The British Cemetery of Bilbao, originally located in center of the town, at borders of the Nervión River, was mainly  used as cemetery for British subjects during second half of century XVIII. Horace Young, British Consul arrived at Bilbao in 1859 found the British Cemetery (also known as “the Seven Trees”), in an abandonment state, consequence of the fact that at that time it would not be possible for the little number of British residents to maintain it. It was flooded and apparently many mortuary tombs and tablets were lost. The arrival of the Consul Young happend at the same time with an increase of the British community, partly formed by workers employed in the construction of the Bilbao-Tudela railroad. After the concession by the Spanish Crown to the British Government for the perpetuity use of the lot like cemetery by Real decree of the 31 of December of the 1860, the consulate raised enough funds from individuals in order to recover the Cemetery.

At the beginning of the present century the existence of the cemetery in the center of Bilbao was questioned regarding the public hygiene and also because the harbor authority wished to acquire it for its use. After many vicissitudes and failed attempts it was reached an agreement in 1926 by which a lot in the neighboring municipality of Lujua (Loiu) was acquired. The Cemetery was built with a Protestant Chapel and another Catholic-Roman Chapel, as well as a house for the guardkeeper.

The existence of British cemeteries here and in other parts of Spain had been owned initially to the lack of consacrated land availability for the non-Roman faithfuls, a situation that persisted until the 60’s.

During the transfer period the people in charge with the Cemetery decided to extend the use of the interments to catholic-Roman members of the British community. The respective zones and chapels were consecrated by the Anglican Bishop of Gibraltar, and the Catholic-Roman Parish priest of Lujua in May 1929, and the rest and funeral tablets were transferred from the old lot to the new one during the four following months. Beside British, there are many of other nationalities buried in the Cemetery, including Germans, Americans, Spaniards, French, Greek, Irish, Norwegian, Swedish and Swiss among others.

The Commonwealth Tombs

56 fallen of the Commonwealth and the allies during World War II are buried here. The majority were originally buried in other cemeteries on the coasts of the North and the Northwest of Spain, where the permanent maintenance management was not easy. The remains were, therefore, transferred to the Cemetery by the Commonwealth War Graves Commission in a parcel offered by the Committee of the British Cemetery. There are also 7 fallen tombs of in the War of 1914-18 in this parcel. The Commonwealth War Graves Commission provides economic support for the maintenance of this parcel.
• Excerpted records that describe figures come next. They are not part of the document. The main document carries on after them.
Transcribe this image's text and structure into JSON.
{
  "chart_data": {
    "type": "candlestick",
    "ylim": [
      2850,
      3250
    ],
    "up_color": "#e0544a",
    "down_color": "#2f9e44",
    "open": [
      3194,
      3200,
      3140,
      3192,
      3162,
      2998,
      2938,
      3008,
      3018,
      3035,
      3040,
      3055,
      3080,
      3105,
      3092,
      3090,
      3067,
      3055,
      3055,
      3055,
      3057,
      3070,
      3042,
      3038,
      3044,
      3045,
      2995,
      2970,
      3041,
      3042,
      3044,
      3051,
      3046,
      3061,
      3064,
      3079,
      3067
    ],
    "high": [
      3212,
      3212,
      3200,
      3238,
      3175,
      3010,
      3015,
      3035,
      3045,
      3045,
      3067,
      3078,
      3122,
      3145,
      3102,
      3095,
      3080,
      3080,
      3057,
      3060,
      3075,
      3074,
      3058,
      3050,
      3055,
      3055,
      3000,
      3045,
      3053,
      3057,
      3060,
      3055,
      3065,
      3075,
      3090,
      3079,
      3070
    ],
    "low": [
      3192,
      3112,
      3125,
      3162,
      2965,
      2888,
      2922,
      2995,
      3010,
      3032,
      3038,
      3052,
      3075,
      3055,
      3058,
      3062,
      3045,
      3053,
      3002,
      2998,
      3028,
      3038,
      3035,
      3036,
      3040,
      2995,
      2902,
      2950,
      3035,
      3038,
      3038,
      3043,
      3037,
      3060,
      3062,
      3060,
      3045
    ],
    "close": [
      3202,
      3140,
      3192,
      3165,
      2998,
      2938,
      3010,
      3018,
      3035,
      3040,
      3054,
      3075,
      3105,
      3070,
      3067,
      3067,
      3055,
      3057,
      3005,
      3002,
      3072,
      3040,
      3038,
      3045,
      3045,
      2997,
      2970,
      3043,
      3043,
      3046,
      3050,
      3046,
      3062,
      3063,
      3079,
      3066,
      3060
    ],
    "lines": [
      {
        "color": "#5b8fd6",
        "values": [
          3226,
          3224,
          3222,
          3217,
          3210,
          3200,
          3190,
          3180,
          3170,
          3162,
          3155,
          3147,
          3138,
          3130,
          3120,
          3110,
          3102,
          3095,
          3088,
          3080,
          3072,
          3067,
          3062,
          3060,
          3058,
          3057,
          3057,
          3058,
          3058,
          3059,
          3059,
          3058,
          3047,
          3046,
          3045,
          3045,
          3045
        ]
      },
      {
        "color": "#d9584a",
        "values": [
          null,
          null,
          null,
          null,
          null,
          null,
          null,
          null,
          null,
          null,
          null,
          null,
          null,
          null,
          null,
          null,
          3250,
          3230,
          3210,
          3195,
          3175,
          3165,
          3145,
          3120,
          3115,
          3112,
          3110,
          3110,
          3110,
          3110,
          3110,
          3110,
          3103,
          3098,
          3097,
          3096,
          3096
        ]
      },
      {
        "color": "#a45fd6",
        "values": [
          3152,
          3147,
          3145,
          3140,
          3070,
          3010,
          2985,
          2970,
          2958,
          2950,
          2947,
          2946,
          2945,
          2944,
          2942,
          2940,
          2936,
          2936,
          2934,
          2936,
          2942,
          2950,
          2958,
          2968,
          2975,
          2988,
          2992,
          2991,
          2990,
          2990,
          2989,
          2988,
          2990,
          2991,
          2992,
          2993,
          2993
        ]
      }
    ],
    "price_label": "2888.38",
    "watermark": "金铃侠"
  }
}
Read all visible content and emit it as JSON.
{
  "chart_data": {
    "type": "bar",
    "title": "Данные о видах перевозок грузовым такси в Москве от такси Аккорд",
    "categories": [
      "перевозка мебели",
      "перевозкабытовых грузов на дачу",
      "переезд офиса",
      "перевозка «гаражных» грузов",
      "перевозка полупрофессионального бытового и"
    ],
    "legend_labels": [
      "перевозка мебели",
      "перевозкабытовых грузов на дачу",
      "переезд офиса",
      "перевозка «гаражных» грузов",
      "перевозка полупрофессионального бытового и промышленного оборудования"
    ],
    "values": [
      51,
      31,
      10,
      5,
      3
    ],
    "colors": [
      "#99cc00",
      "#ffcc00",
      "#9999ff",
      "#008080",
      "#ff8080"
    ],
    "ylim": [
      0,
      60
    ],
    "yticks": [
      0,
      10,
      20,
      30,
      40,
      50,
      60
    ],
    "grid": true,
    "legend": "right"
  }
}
The British Cemetery is maintained mainly by the income of burial, investments and private donations.The British General Consul acts as the unofficial president of the  British Cemetery Committee, which is the organ in charge with its management.

The British cemetery is found at the municipal boundary of Lujua (Loiu). You should follow the N-637 Lezama direction. It is located between Sondika and Derio, closely to the new control tower of the airport, next to the footbal ground and a small park.